Personal information
- Full name: Ronald Albert Ernest Tindall
- Date of birth: 23 September 1935
- Place of birth: Streatham, London, England
- Date of death: 9 September 2012 (aged 76)
- Place of death: Perth, Australia
- Position(s): Striker

Senior career*
- Years: Team / Apps / (Gls)
- 1952: Camberley / 2 / (1)
- 1953–1961: Chelsea / 160 / (67)
- 1961: West Ham United / 13 / (3)
- 1962–1963: Reading / 36 / (12)
- 1964–1969: Portsmouth / 162 / (7)

Managerial career
- 1970–1973: Portsmouth
- 1974: Portsmouth (caretaker)
- 1977–1987: Western Australia (director of coaching)

= Ron Tindall =

English cricketer and footballer

Ronald Albert Ernest Tindall (23 September 1935 – 9 September 2012) was an English footballer who played as a striker. He was also an accomplished cricketer, playing for Surrey.

== Football career==
Tindall played youth football for Camberley Wanderers when the club formed in 1950. He began his senior career when he joined Camberley F.C. in 1952 at the age of 16. He only made two appearances for the first team before joining Chelsea's new youth system in 1953. Two years later, he scored on his full debut for the club against West Bromwich Albion in the First Division. Within a year, Tindall had established himself in the Chelsea first team and, though the side's form was often erratic, he struck up a prolific strike partnership with the emerging Jimmy Greaves. In the 1960–61 season, they scored 59 goals between them (16 for Tindall, 43 for Greaves), a club record which still stands.

By the end of 1961, both Greaves and manager Ted Drake had left Chelsea and Tommy Docherty was appointed in Drake's place; Tindall became surplus to requirements as Docherty concentrated on re-building the Chelsea side around the new generation of youngsters. He was sold to West Ham United in November 1961 in part exchange for Andy Malcolm. He ended his Chelsea career with 69 goals from 174 games, making him 17th in Chelsea's all-time goalscorers list.

Tindall's time at West Ham was brief, and he soon moved on to play for Reading, where he scored 12 goals in 36 league games before moving to Portsmouth in 1964. Tindall played out the remainder of his career at Portsmouth, making 162 league appearances before retiring in 1969. He was appointed manager of Portsmouth in 1970, but was hampered by the club's financial problems and had left the job by 1973. He was caretaker manager of Portsmouth for two games in 1974 following John Mortimore's departure.

== Cricket career ==
Upon signing for Chelsea, Tindall negotiated a special arrangement with the club, whereby he was allowed to miss the first and last months of the football season to play cricket for Surrey. Tindall was an all-rounder, a right-handed middle order batsman and a right-arm off-break bowler. His first-class career with Surrey lasted from 1956 to 1966, though he only played in three matches prior to 1960. He was awarded his county cap in 1962.

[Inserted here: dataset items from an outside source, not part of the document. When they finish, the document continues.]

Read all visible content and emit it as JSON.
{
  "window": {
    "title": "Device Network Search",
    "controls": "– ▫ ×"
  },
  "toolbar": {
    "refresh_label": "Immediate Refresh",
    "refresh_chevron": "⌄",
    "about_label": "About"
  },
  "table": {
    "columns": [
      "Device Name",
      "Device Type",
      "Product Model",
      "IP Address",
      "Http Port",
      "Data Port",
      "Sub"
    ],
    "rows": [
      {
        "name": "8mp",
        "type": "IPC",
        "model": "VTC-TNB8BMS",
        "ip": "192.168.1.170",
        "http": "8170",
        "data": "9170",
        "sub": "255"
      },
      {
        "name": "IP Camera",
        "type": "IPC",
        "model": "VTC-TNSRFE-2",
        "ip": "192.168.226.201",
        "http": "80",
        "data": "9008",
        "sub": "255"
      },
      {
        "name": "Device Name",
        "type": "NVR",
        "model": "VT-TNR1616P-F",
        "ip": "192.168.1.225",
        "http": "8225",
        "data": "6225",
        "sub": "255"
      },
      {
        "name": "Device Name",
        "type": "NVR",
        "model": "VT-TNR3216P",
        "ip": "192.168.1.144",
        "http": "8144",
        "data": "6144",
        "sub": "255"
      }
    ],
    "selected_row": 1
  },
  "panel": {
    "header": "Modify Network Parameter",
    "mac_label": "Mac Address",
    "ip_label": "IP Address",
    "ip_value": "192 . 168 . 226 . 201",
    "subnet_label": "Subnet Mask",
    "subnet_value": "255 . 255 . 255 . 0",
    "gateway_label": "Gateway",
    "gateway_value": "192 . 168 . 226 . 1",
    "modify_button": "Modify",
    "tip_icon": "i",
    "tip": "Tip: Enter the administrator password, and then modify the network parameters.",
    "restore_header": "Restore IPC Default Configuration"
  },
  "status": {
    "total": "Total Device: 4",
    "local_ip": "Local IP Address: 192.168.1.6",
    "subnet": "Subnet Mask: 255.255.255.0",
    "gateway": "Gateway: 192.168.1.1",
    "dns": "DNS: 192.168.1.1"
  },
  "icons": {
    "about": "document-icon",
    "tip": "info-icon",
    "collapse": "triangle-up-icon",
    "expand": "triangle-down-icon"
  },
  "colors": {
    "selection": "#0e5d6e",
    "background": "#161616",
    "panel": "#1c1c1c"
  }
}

He scored 5446 runs in first-class matches at an average of 24.86, including two centuries and with a highest score of 109 not out. He reached one thousand runs in a season for the only time in 1963. He took 150 wickets at 32.38, with best figures in an innings of 5–41. Easily his most successful season with the ball was 1962, when he got his chance after the retirements of the Surrey off-spinners Jim Laker and Eric Bedser and took 66 wickets at 23.92. He played in ten List A matches between 1963 and 1966, all in the Gillette Cup. In those matches he scored 218 runs at 24.22, with a top score of 73. He bowled a total of only 22 overs in the ten matches, taking only two wickets and conceding 118 runs.

== Later life and death ==
He immigrated to Western Australia in 1977 to take the job of director of the state's football coaching. He lived there for the remainder of his life. In 2008, he was awarded the Order of Australia Medal (OAM) for services to sport. He died in September 2012, just before his 77th birthday.